Mais qu'en est-il de l'argument éthique avancé par le PDG de Tesla, selon lequel le travail humain n'est plus nécessaire et les gens risquent de perdre leur raison d'être dans cette nouvelle ère d'abondance ?

Après tout, Musk a activement cultivé une réputation ces dernières années pour avoir averti tout le monde, jusqu'à Barack Obama, que l'humanité devait être protégée de la menace posée par l'intelligence artificielle.

"J'ai essayé de convaincre les gens de ralentir l'intelligence artificielle, de la réguler - c'était futile", a-t-il déclaré en 2017, admettant qu'il était devenu fataliste, car "personne n'écoutait."

En fait, Musk a fondé sa société Neuralink, qui veut implanter des micropuces dans le cerveau des gens qui leur permettront de communiquer avec des ordinateurs par la pensée, en grande partie parce qu'il a dit qu'il en est venu à croire que c'est la seule façon pour l'humanité de suivre le rythme de l'intelligence artificielle avancée et de pouvoir la contrôler.

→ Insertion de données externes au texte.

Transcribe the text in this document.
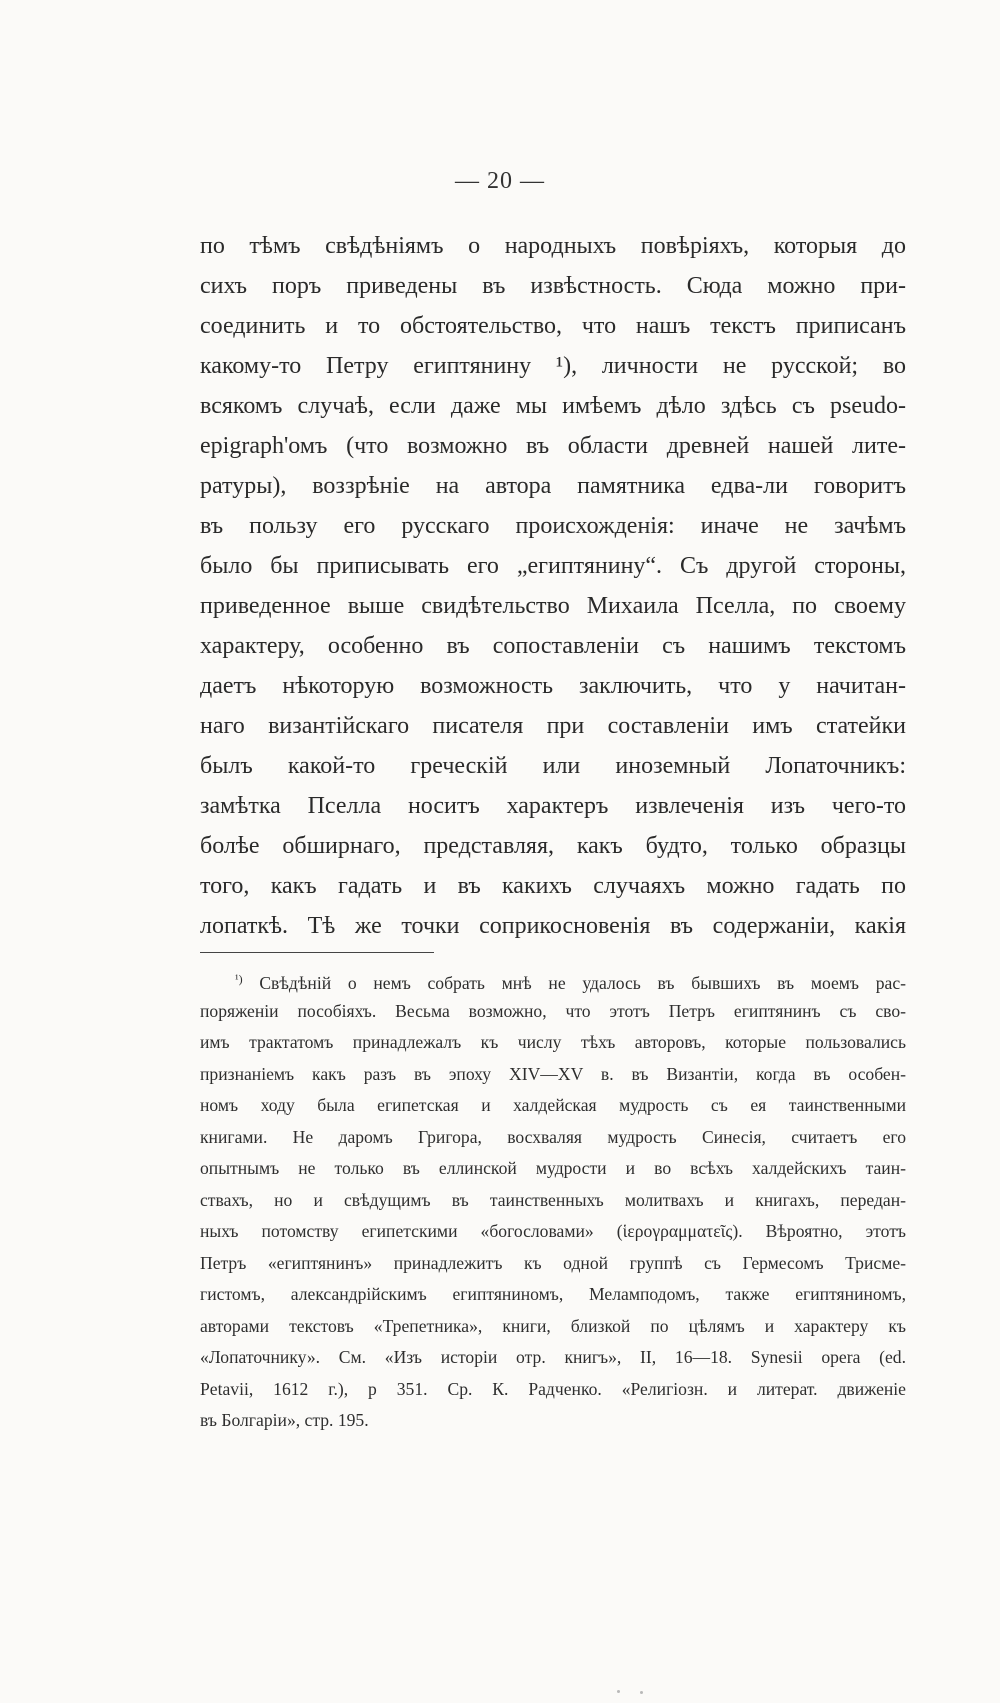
— 20 —
по тѣмъ свѣдѣніямъ о народныхъ повѣріяхъ, которыя до
сихъ поръ приведены въ извѣстность. Сюда можно при-
соединить и то обстоятельство, что нашъ текстъ приписанъ
какому-то Петру египтянину ¹), личности не русской; во
всякомъ случаѣ, если даже мы имѣемъ дѣло здѣсь съ pseudo-
epigraph'омъ (что возможно въ области древней нашей лите-
ратуры), воззрѣніе на автора памятника едва-ли говоритъ
въ пользу его русскаго происхожденія: иначе не зачѣмъ
было бы приписывать его „египтянину“. Съ другой стороны,
приведенное выше свидѣтельство Михаила Пселла, по своему
характеру, особенно въ сопоставленіи съ нашимъ текстомъ
даетъ нѣкоторую возможность заключить, что у начитан-
наго византійскаго писателя при составленіи имъ статейки
былъ какой-то греческій или иноземный Лопаточникъ:
замѣтка Пселла носитъ характеръ извлеченія изъ чего-то
болѣе обширнаго, представляя, какъ будто, только образцы
того, какъ гадать и въ какихъ случаяхъ можно гадать по
лопаткѣ. Тѣ же точки соприкосновенія въ содержаніи, какія
$^{^1)}$ Свѣдѣній о немъ собрать мнѣ не удалось въ бывшихъ въ моемъ рас-
поряженіи пособіяхъ. Весьма возможно, что этотъ Петръ египтянинъ съ сво-
имъ трактатомъ принадлежалъ къ числу тѣхъ авторовъ, которые пользовались
признаніемъ какъ разъ въ эпоху XIV—XV в. въ Византіи, когда въ особен-
номъ ходу была египетская и халдейская мудрость съ ея таинственными
книгами. Не даромъ Григора, восхваляя мудрость Синесія, считаетъ его
опытнымъ не только въ еллинской мудрости и во всѣхъ халдейскихъ таин-
ствахъ, но и свѣдущимъ въ таинственныхъ молитвахъ и книгахъ, передан-
ныхъ потомству египетскими «богословами» (ἱερογραμματεῖς). Вѣроятно, этотъ
Петръ «египтянинъ» принадлежитъ къ одной группѣ съ Гермесомъ Трисме-
гистомъ, александрійскимъ египтяниномъ, Меламподомъ, также египтяниномъ,
авторами текстовъ «Трепетника», книги, близкой по цѣлямъ и характеру къ
«Лопаточнику». См. «Изъ исторіи отр. книгъ», II, 16—18. Synesii opera (ed.
Petavii, 1612 г.), p 351. Ср. К. Радченко. «Религіозн. и литерат. движеніе
въ Болгаріи», стр. 195.
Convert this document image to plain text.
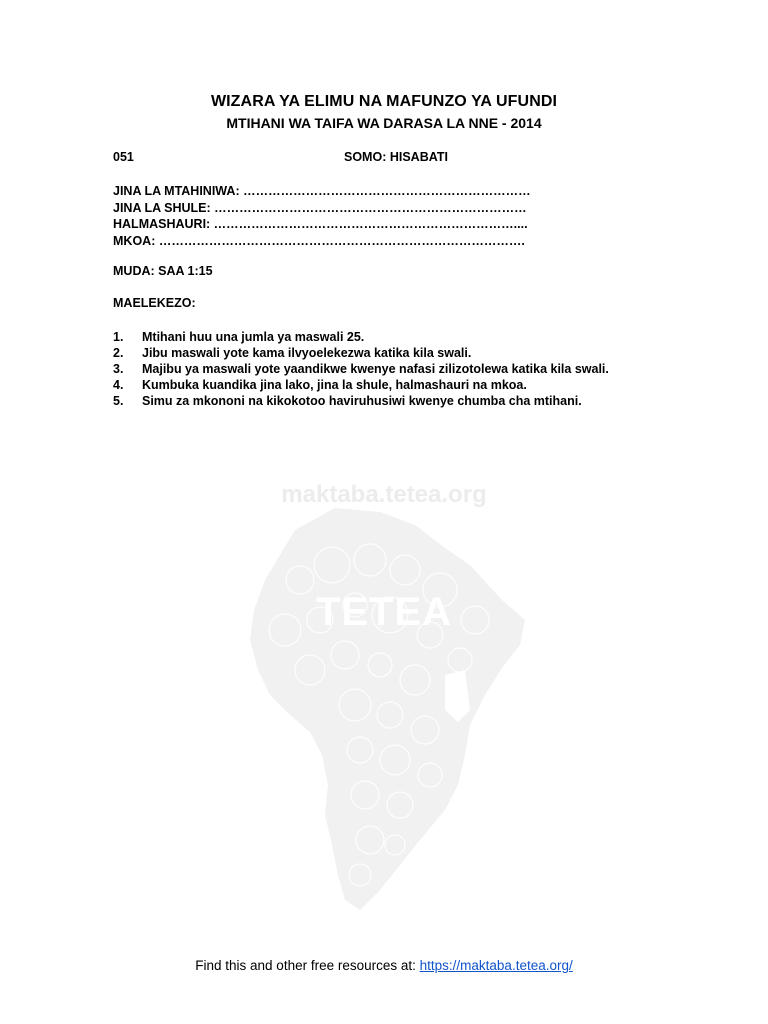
maktaba.tetea.org
TETEA
WIZARA YA ELIMU NA MAFUNZO YA UFUNDI
MTIHANI WA TAIFA WA DARASA LA NNE - 2014
051	SOMO: HISABATI
JINA LA MTAHINIWA: ……………………………………………………………
JINA LA SHULE: …………………………………………………………………
HALMASHAURI: ………………………………………………………………....
MKOA: …………………………………………………………………………….
MUDA: SAA 1:15
MAELEKEZO:
1. Mtihani huu una jumla ya maswali 25.
2. Jibu maswali yote kama ilvyoelekezwa katika kila swali.
3. Majibu ya maswali yote yaandikwe kwenye nafasi zilizotolewa katika kila swali.
4. Kumbuka kuandika jina lako, jina la shule, halmashauri na mkoa.
5. Simu za mkononi na kikokotoo haviruhusiwi kwenye chumba cha mtihani.
Find this and other free resources at: https://maktaba.tetea.org/
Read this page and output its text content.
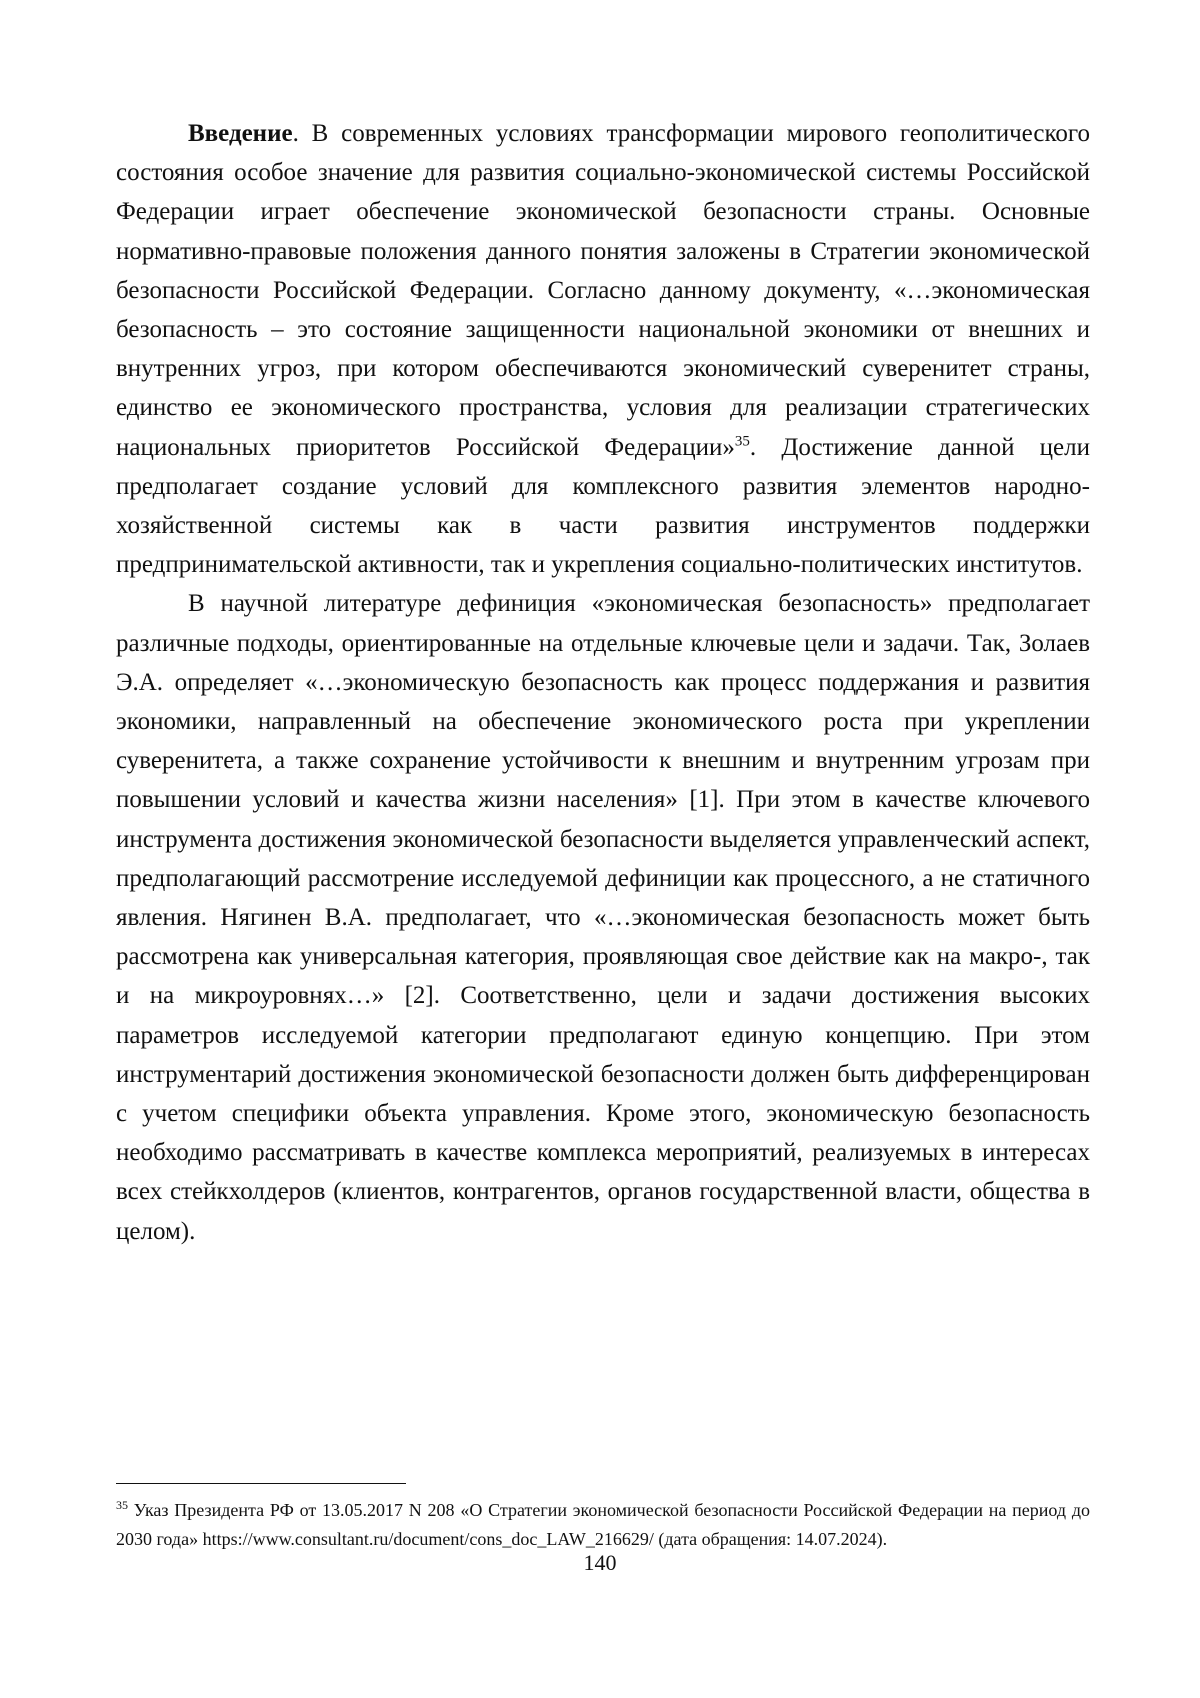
Введение. В современных условиях трансформации мирового геополитического состояния особое значение для развития социально-экономической системы Российской Федерации играет обеспечение экономической безопасности страны. Основные нормативно-правовые положения данного понятия заложены в Стратегии экономической безопасности Российской Федерации. Согласно данному документу, «…экономическая безопасность – это состояние защищенности национальной экономики от внешних и внутренних угроз, при котором обеспечиваются экономический суверенитет страны, единство ее экономического пространства, условия для реализации стратегических национальных приоритетов Российской Федерации»$^{35}$. Достижение данной цели предполагает создание условий для комплексного развития элементов народно-хозяйственной системы как в части развития инструментов поддержки предпринимательской активности, так и укрепления социально-политических институтов.

В научной литературе дефиниция «экономическая безопасность» предполагает различные подходы, ориентированные на отдельные ключевые цели и задачи. Так, Золаев Э.А. определяет «…экономическую безопасность как процесс поддержания и развития экономики, направленный на обеспечение экономического роста при укреплении суверенитета, а также сохранение устойчивости к внешним и внутренним угрозам при повышении условий и качества жизни населения» [1]. При этом в качестве ключевого инструмента достижения экономической безопасности выделяется управленческий аспект, предполагающий рассмотрение исследуемой дефиниции как процессного, а не статичного явления. Нягинен В.А. предполагает, что «…экономическая безопасность может быть рассмотрена как универсальная категория, проявляющая свое действие как на макро-, так и на микроуровнях…» [2]. Соответственно, цели и задачи достижения высоких параметров исследуемой категории предполагают единую концепцию. При этом инструментарий достижения экономической безопасности должен быть дифференцирован с учетом специфики объекта управления. Кроме этого, экономическую безопасность необходимо рассматривать в качестве комплекса мероприятий, реализуемых в интересах всех стейкхолдеров (клиентов, контрагентов, органов государственной власти, общества в целом).

$^{35}$ Указ Президента РФ от 13.05.2017 N 208 «О Стратегии экономической безопасности Российской Федерации на период до 2030 года» https://www.consultant.ru/document/cons_doc_LAW_216629/ (дата обращения: 14.07.2024).

140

"Il sera important, du point de vue de la menace existentielle, de parvenir à une bonne symbiose avec l'IA", a-t-il déclaré en août 2020.

Il était donc révélateur que Musk soit interrogé en août dernier sur la manière dont les robots s'intègrent dans la mission de transport durable de Tesla : devrait-il les fabriquer ? Le PDG de Tesla a répondu très simplement : soit il développe des robots dotés d'une IA, soit la concurrence le fait.

"Nous ne faisons manifestement que fabriquer les pièces nécessaires à un robot humanoïde utile", a-t-il révélé en août dernier. "Donc je suppose que nous devrions probablement le faire, et si nous ne le faisons pas, quelqu'un d'autre le fera".